Am Ende dieser Gedanken ein Blick zurück zu unserem Fundament: die Beziehung zu unseren Kindern. Stellt man sich dieser „elterlichen“ und „familiären“ Beziehung und den sich daraus ergebenden Konsequenzen, dann ist man selbst in dieser Beziehung gebunden. Beziehung ist immer symmetrisch. Diese hat für uns erhebliche Konsequenzen: unseren Kindern wieder eine elterliche und familiäre Beziehung zu bieten, bindet uns in gleicher Weise. Freud hat dies technisch als Gegenübertragung bezeichnet, die in der therapeutischen Beziehung zeitlich befristet ist, die vorrangig an Erwachsenen ausgerichtet war. Bei einem Kind können die elterlichen, familiären und heimatlichen Übertragungen nicht einfach abgeschaltet werden. Eine elterliche Prägung wird in das psychische „Erbgut“ des Menschen geschrieben, die lebenslang bestehen bleibt. Gerade am Gelingen dieser Neuprägung hängt das Gelingen, wie es die Betroffene ausdrückt: „Wir müssen es auf anderen Wegen betreten, auf einer Brücke, die uns ein Mensch in seiner Liebe baut“.

Diese elterliche Bindung stellt uns in eine elterliche Verantwortung, die nicht mit dem Ende der Maßnahme, das heißt, der Einstellung der Kostenübernahme, endet. Daher ist es unsere Absicht, den Kindern, die keine Rückkehroption in ein Elternhaus haben, eine elterliche Fürsorge auch über die Maßnahme hinaus zu bieten, wie es im Normalfall Eltern tun.
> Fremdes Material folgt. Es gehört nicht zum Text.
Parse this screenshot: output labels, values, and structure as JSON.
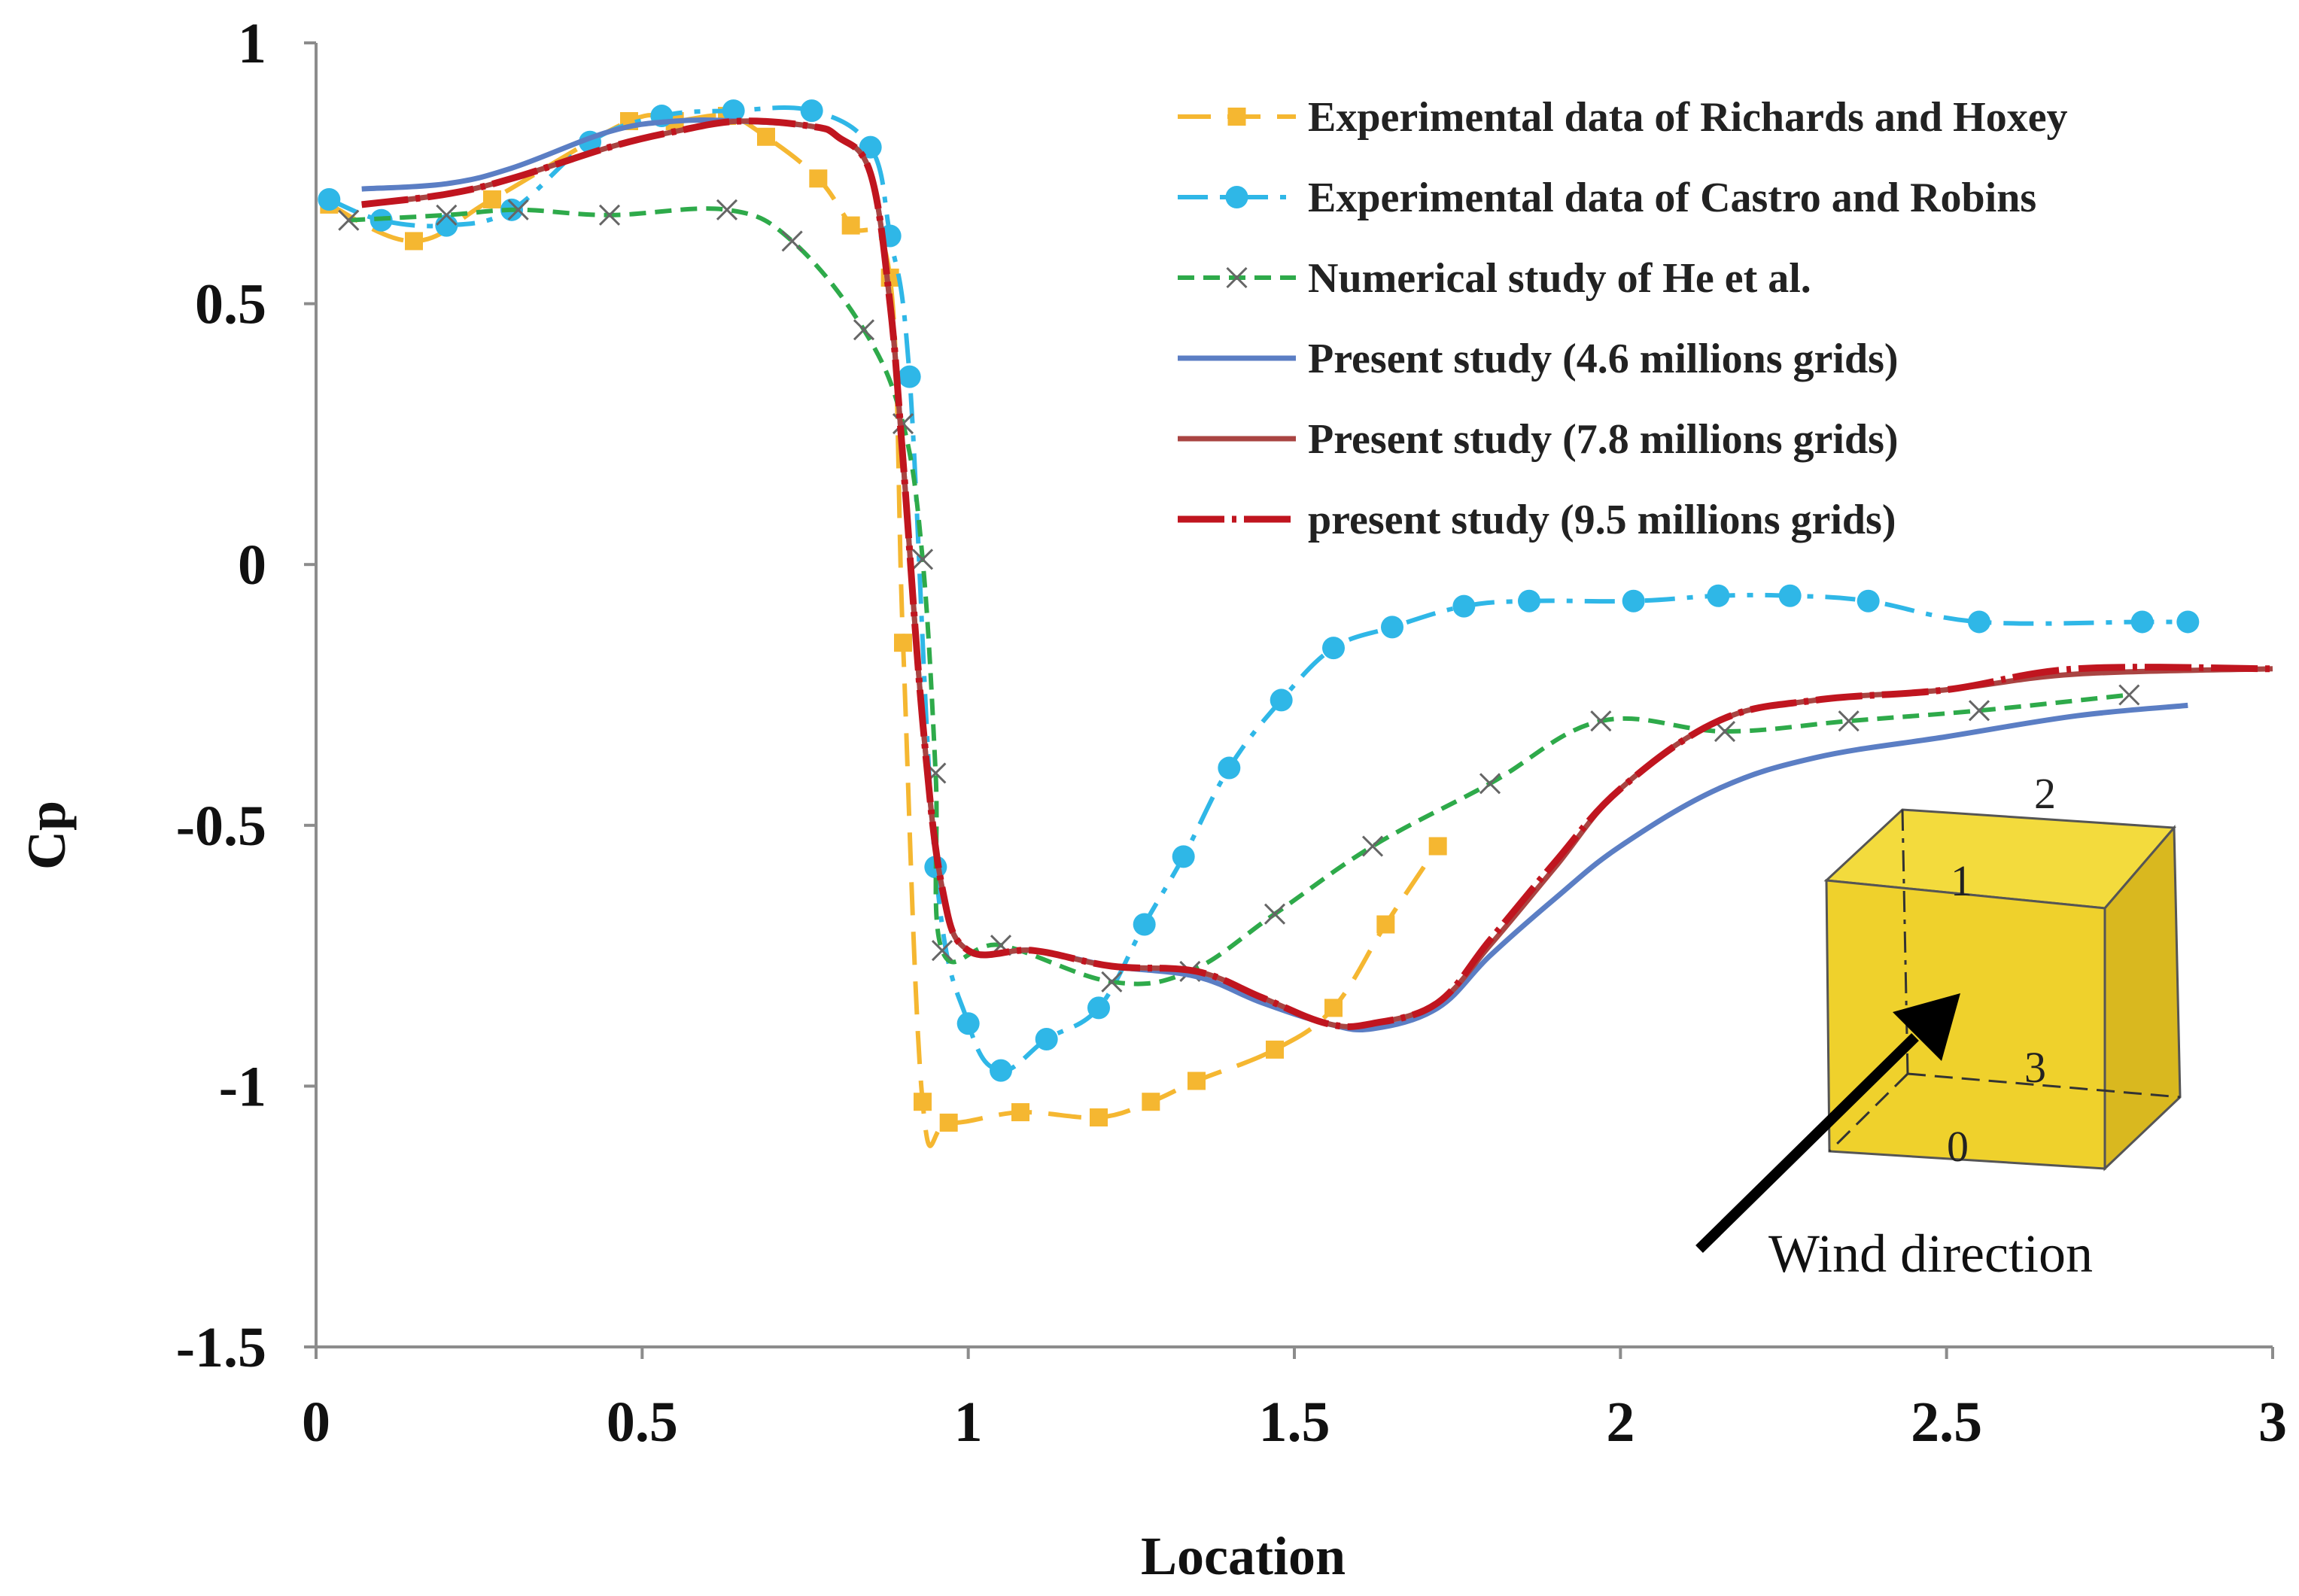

Diese Fürsorge umfasst die Verantwortung für die erste und die zweite Schwelle ins berufliche und soziale Leben und die Bereitschaft, unterstützend und auffangend bei Problemen da zu sein.

Besondere Probleme ergeben sich bei Kindern, die über keine soziales Netz verfügen und die auf Grund ihrer geringen Begabungen nur schwer auf dem allgemeinen Arbeitsmarkt integriert werden können. Gerade für diese Kinder sehen wir in der Zukunft erhebliche Probleme. Wir haben uns dieser Verantwortung gestellt und Lebens- und Arbeitsbereiche gestaltet, die diesen Kindern ein Leben in Würde ermöglichen sollen, wie es früher in einem ganzheitlichen Lebenskonzept der Fall war.